We will add a metric based on resource allocation. To do this, let's define the function according to the arguments' requirements.
# linkpred/metrics.py
import numpy as np
def res_allocation_score(neighbors, node1, node2):
"""
Similarity measure based on resource allocation.
For a detailed explanation see Tao Zhou, Linyuan Lu ̈
and Yi-Cheng Zhang paper: https://arxiv.org/abs/0901.0553
Parameters
----------
neighbors: dict
Dictionary in format {node_id: [list_of_neighbors]},
node1: int
Node id
node2: int
Node id
Returns
-------
score: int
Nodes similarity score.
"""
common = _common_neighbors(neighbors, node1, node2)
degrees = _common_degree(neighbors, common)
score = np.sum(degrees)
return score
We will also use the helper functions from metrics module to calculate the common neighbors for the two nodes and the degree of common neighbors.
The only thing left to do is to add this to the config, which in this case is just a list or dictionary.
# config.py
METRICS = [
"common_neighbors_score",
"adamic_adar_score",
"res_allocation_score",
]
That's all it is. The order in the final dataset is maintained, so this metric will be the last column.

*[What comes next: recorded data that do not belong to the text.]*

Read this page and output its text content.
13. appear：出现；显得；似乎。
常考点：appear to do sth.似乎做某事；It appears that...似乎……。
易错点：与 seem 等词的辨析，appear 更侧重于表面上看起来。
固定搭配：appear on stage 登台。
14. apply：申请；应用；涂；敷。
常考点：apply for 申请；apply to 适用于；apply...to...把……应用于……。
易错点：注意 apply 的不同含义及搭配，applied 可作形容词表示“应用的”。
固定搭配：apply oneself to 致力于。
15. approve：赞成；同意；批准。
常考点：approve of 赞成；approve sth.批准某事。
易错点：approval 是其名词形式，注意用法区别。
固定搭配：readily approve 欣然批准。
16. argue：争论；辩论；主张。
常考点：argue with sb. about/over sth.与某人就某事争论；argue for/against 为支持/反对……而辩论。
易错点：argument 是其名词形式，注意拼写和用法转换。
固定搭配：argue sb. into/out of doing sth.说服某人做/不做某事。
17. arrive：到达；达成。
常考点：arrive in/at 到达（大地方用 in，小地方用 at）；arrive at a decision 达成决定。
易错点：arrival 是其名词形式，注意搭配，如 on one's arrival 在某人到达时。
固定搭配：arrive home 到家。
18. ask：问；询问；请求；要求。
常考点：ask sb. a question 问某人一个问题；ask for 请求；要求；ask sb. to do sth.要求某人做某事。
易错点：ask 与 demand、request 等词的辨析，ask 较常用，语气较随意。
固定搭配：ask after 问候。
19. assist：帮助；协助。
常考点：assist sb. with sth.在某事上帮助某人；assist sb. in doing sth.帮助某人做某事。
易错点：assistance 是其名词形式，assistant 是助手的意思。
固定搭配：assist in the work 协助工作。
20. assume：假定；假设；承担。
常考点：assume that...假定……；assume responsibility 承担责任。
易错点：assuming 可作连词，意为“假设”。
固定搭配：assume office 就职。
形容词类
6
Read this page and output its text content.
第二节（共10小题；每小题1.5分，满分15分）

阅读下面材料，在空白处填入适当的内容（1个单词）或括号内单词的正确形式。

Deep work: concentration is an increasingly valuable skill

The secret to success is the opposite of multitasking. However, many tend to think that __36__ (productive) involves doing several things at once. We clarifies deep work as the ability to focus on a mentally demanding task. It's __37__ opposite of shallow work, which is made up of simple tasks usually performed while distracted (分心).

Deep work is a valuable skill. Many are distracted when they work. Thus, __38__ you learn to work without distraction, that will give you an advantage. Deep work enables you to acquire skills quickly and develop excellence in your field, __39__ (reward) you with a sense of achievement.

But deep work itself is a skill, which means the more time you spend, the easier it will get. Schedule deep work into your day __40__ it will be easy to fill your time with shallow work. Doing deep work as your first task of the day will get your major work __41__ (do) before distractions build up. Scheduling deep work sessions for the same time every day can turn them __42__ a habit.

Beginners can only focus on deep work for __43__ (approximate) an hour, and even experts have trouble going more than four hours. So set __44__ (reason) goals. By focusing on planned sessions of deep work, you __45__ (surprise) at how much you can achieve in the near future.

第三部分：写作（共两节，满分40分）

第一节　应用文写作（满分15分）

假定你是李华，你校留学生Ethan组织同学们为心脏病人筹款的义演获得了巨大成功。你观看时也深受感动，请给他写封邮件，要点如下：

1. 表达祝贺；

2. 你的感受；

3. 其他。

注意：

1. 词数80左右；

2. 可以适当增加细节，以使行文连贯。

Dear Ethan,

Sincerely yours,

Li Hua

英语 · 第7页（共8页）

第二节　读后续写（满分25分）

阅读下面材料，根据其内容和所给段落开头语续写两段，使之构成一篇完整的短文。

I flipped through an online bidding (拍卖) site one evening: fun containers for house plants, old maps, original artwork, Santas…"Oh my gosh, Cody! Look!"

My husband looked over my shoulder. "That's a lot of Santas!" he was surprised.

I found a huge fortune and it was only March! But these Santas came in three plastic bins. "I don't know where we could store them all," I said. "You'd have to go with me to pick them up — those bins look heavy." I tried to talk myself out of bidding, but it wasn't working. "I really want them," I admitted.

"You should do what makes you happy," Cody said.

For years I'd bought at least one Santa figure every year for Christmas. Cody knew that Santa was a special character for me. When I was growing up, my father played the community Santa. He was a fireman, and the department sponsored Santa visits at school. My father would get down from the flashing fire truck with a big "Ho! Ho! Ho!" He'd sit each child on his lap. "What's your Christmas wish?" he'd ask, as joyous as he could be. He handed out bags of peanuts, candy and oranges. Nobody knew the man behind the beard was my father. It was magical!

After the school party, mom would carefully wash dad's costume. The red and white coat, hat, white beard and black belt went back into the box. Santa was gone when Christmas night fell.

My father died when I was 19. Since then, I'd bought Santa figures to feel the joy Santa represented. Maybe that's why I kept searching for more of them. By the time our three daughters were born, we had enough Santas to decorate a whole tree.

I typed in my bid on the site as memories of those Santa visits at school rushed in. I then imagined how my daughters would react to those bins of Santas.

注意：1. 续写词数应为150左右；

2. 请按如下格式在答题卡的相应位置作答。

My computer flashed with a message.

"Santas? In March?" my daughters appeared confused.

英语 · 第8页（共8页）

To configure configuration settings for spark, you can also change config. For example, let's change the number of cores to two.
# config.py
CONF_PARAMS = {
"spark.master": "local[2]",
"spark.app.name": "linkpred_spark",
}
By default, these metrics are available:
- Common Neighbours
- Salton Index
- Jaccard Index
- Sørensen Index
- Hub Promoted Index
- Leicht-Holme-Newman Index
- Preferential Attachment
- Adamic-Adar Index
- Resource Allocation
A more optimized implementation in which you do not have to return the data to the driver to calculate metrics for pairs. This is achieved by generating triplets and calculating partial sums.